“Yo soy Muhammad b. Abd Allah”, y elevó su linaje
hasta el Profeta y se atribuyó la pretensión de la impecabilidad y que él era
el Mahdi impecable y expuso sobre esto muchas tradiciones hasta convencerlos de
que él era el Mahdi. Extendió su mano y lo reconocieron como tal y les dijo:
“vuestro reconocimiento es como el de los compañeros del Enviado de Dios”.

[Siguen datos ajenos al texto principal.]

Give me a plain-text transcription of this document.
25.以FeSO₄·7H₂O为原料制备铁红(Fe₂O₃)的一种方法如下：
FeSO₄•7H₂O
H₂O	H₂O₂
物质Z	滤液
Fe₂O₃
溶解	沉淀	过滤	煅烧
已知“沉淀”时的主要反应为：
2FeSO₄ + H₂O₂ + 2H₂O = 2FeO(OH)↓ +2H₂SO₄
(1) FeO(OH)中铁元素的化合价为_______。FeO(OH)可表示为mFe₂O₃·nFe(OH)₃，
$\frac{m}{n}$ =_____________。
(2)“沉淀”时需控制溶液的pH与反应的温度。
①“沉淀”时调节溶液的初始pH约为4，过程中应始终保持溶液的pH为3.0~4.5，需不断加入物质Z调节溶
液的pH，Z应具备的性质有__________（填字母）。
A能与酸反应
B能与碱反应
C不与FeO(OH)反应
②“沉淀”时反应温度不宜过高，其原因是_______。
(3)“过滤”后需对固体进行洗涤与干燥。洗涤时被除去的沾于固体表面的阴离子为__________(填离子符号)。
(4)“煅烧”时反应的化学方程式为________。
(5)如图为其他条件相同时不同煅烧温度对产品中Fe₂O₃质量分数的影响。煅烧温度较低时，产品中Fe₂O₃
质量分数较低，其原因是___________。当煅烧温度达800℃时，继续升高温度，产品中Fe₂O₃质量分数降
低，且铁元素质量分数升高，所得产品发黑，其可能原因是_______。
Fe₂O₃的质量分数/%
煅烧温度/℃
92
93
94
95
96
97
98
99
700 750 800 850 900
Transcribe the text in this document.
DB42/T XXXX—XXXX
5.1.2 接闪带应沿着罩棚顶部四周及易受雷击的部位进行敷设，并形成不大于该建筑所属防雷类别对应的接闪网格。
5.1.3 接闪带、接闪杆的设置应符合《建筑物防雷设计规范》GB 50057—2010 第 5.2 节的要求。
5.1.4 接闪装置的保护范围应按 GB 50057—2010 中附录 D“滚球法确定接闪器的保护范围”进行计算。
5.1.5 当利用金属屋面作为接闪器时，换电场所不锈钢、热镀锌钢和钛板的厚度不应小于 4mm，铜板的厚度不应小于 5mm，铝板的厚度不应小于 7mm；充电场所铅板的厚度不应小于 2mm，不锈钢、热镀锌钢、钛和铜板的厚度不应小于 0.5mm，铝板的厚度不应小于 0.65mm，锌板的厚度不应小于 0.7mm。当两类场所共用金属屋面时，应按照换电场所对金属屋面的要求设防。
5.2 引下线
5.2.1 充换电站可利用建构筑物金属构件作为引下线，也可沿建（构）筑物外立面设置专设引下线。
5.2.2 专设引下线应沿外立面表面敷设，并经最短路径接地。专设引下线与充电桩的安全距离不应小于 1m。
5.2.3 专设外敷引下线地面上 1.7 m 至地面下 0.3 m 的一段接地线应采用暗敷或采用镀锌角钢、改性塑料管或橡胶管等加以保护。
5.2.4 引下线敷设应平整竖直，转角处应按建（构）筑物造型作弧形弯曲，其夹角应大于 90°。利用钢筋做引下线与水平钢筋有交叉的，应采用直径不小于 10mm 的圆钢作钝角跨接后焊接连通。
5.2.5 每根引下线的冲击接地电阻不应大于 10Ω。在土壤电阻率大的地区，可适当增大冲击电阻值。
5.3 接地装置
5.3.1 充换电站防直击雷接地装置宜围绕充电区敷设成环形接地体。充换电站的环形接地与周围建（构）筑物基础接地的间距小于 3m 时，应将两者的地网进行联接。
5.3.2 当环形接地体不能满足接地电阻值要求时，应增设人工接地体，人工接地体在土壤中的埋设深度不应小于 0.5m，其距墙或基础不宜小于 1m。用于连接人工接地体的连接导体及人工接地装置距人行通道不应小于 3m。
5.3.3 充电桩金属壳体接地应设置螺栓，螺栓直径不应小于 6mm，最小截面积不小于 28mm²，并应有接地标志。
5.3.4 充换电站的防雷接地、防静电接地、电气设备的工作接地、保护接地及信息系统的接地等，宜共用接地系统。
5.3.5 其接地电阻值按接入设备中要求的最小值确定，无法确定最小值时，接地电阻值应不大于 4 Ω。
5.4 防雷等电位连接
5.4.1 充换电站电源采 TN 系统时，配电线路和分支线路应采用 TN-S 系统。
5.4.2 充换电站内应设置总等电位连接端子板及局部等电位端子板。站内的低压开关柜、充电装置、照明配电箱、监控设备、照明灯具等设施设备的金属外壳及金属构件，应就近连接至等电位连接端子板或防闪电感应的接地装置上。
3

Luego les redactó obras sobre la ciencia, entre ellas el libro que intituló Lo
más noble que se busca y dogmas sobre los fundamentos de la religión. Seguía la
escuela de Abu al-Hasan al-Asari en la mayoría de las cuestiones, excepto en la
demostración de los atributos, porque estaba con la Mutazila en su negación y
en otras pocas cuestiones y ocultaba algo del Siismo, solo que no manifestaba
nada de ello al pueblo. Hizo categorías de sus compañeros y puso a diez de
ellos que eran los que huyeron los primeros y se apresuraron a secundarle y son
los llamados al-Yamaa; puso a Cincuenta en la segunda categoría y estas no las
componía una sola cábila, sino que eran de cábilas distintas.
‘Abd al-Wāḥid al-Marrākuŝī (Ed. Huici Miranda)
A principios del siglo XII, en el Atlas magrebí,
surgía un movimiento reformador, revolucionario, que vendría a cambiar todo el
panorama político, social y religioso del Occidente islámico. Muḥammad
Ibn Tūmart, fundador de este nuevo empuje, junto a las tribus beréberes masmuda
encabezadas por los hintata que le apoyaban, poco a poco fue predicando e
imponiendo su doctrina frente a los “antropomorfistas” almorávides, señores de al-Magrib
al-Aqṣā y de al-Andalus en aquellos momentos. Los miembros de esta nueva
espiral reformadora y restauradora de la pureza original del islam se debían
sentir identificados con el ḥadīṯ en el que se afirmaba que “El islam comenzó
siendo un extraño y volverá a ser un extraño como empezó. ¡Bienaventurados sean
los extraños!”. Ibn Tūmart y sus seguidores, los verdaderos creyentes, se
sentirían así como extraños, gurabā’, en un mundo de decadencia religiosa.